Elderly Latinos Thrive In Latino Communities

Turns out that the best thing to prevent frailty among elderly Latinos is more Latinos. Access to health care, transportation and sidewalks also help, but by and large the best thing for our viejitos is community. At least that’s what a new USC study found.

The study, published in the Journal of Aging and Health, concluded that

older Mexican Americans who live in ethnically dense Mexican-American neighborhoods have a lower risk for increased frailty than those who live in more ethnically heterogeneous neighborhoods.
“Many times we assume that low-income neighborhoods are bereft [of basic needs],” said lead author Maria Aranda, associate professor at the USC School of Social Work and the USC Edward R. Roybal Institute on Aging. “This study points to the idea that – at least in areas with a high percentage of Mexicans and Mexican Americans – there are factors that are protective.”

Those factors, according to Aranda, are a sense of community cohesion and a sharing of information about health related resources.

Mexican Americans may be benefiting from the informal exchanges of information and knowledge that are facilitated when people live in communities with others from similar cultural and socioeconomic backgrounds, Aranda explained.

Frailty is defined as “a geriatric condition generally characterized by unintentional muscle mass and weight loss, weakness in grip strength, feelings of exhaustion and low levels of physical activity.” In light of the fact that by 2050 Latinos are projected to be the largest minority elderly population, the study and its finding are relevant and timely.

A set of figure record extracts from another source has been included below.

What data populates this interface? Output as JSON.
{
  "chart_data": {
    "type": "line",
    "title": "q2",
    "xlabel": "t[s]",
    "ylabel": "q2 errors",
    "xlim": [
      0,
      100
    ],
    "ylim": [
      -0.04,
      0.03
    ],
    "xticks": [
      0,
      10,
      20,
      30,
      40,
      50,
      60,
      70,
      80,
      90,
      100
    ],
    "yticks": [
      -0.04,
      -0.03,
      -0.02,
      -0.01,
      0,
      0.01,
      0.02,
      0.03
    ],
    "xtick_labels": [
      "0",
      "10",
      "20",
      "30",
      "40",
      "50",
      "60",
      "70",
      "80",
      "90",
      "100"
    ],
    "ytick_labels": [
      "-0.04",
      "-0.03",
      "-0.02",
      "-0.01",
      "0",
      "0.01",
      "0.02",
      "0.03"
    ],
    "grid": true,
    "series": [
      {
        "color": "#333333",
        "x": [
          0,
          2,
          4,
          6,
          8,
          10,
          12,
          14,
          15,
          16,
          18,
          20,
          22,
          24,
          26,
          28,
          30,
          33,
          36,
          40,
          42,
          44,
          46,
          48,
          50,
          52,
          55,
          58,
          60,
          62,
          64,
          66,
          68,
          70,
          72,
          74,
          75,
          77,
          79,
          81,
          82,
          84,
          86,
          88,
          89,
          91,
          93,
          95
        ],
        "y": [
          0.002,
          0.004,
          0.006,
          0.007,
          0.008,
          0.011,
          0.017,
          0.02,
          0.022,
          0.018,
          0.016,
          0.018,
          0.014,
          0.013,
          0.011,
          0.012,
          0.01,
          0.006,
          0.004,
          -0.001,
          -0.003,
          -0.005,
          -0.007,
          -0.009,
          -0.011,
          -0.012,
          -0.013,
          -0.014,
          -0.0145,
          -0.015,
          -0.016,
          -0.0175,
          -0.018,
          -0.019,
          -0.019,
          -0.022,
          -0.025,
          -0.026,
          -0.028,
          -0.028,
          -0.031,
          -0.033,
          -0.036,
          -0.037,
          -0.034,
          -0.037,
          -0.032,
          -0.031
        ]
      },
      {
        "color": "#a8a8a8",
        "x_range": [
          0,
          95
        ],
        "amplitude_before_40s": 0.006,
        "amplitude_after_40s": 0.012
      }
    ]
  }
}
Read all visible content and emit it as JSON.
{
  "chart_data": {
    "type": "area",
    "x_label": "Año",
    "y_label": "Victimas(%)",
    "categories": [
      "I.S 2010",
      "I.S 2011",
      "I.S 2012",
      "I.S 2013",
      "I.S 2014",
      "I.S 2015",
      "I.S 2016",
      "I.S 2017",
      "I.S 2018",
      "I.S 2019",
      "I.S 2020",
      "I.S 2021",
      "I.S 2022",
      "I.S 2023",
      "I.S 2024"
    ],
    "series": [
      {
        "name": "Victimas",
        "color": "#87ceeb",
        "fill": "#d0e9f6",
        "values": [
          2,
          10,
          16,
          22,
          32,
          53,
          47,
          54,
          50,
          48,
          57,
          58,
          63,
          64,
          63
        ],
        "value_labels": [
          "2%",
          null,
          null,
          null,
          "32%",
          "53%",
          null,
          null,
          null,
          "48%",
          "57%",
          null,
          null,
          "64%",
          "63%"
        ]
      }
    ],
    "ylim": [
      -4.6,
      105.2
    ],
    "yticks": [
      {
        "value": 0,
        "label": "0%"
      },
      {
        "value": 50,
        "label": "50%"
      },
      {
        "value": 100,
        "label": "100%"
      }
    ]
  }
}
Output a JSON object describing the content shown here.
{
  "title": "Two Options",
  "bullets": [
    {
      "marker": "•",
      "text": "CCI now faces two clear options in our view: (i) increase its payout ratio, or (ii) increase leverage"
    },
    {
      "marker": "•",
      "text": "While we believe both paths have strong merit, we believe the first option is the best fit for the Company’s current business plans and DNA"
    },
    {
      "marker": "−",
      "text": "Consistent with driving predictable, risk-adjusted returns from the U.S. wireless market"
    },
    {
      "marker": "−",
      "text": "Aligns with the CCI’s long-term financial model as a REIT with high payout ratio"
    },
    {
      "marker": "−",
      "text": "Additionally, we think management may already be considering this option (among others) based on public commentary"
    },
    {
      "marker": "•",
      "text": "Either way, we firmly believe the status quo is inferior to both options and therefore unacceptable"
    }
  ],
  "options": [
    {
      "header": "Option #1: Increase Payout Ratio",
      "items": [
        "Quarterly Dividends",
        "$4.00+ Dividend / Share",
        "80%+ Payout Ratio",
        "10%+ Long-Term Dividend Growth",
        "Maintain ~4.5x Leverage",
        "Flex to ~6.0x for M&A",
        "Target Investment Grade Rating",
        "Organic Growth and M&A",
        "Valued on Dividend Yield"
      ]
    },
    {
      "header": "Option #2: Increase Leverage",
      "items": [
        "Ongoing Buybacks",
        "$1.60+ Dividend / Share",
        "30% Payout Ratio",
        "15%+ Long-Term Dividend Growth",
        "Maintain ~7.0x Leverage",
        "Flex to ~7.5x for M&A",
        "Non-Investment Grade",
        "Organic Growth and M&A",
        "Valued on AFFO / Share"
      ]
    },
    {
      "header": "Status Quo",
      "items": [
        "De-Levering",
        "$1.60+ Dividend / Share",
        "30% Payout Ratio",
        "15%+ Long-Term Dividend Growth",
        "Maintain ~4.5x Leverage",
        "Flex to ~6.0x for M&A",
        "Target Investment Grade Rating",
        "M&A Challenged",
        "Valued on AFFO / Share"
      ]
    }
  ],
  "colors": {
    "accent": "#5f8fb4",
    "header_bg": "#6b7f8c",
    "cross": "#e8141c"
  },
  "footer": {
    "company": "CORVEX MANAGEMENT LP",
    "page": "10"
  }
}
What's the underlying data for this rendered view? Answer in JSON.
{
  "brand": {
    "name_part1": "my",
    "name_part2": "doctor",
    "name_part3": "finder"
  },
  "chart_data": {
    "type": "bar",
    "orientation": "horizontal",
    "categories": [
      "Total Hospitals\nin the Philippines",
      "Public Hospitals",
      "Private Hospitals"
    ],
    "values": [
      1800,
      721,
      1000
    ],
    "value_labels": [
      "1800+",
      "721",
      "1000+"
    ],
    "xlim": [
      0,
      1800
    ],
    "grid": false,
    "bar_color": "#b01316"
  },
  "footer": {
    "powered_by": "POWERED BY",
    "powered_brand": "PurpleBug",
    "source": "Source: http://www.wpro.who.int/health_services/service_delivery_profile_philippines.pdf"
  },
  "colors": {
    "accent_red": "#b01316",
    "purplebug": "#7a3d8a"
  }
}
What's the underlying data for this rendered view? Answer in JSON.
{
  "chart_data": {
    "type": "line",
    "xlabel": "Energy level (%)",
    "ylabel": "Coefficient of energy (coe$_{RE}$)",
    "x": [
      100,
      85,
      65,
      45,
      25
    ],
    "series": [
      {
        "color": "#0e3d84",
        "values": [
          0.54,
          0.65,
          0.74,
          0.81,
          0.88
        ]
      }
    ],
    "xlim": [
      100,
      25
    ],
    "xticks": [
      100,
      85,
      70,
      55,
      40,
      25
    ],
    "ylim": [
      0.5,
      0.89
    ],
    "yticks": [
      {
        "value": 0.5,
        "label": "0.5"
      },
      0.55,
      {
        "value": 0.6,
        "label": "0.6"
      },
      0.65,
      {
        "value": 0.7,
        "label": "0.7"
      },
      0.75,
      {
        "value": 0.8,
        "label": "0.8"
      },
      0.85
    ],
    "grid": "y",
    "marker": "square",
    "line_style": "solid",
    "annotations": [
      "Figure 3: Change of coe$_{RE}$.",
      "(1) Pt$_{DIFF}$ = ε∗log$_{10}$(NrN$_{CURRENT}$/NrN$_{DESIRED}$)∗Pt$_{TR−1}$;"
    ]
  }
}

But they also paint a  particular cultural picture, where the special place and reverence that the elderly have in Latino communities is seen as a positive, life affirming tradition.

Basically, we know we care for our viejitos, and this study just makes it official. Case in point is my own 91 year-old father. He lives on his own by his own volition, but he has a community of family, neighbors and health care workers that look after him, constantly. Dad would rather live alone, that’s just his way; but his life is filled with visitors and care, and that’s our cultural way.

Another valuable thing that this study has done is bring the concept of frailty to a prominent place in the healthcare conversation.

“We need to integrate frailty assessment in primary care and public health systems,” Aranda said.
Frailty affects 15 percent of individuals who are 65 and older. As the population in the United States continues to grow older, the number of frail adults is estimated to dramatically increase.

This coming year’s election conversation is sure to bring up health care; this study and its findings shouldn’t sit on a shelf.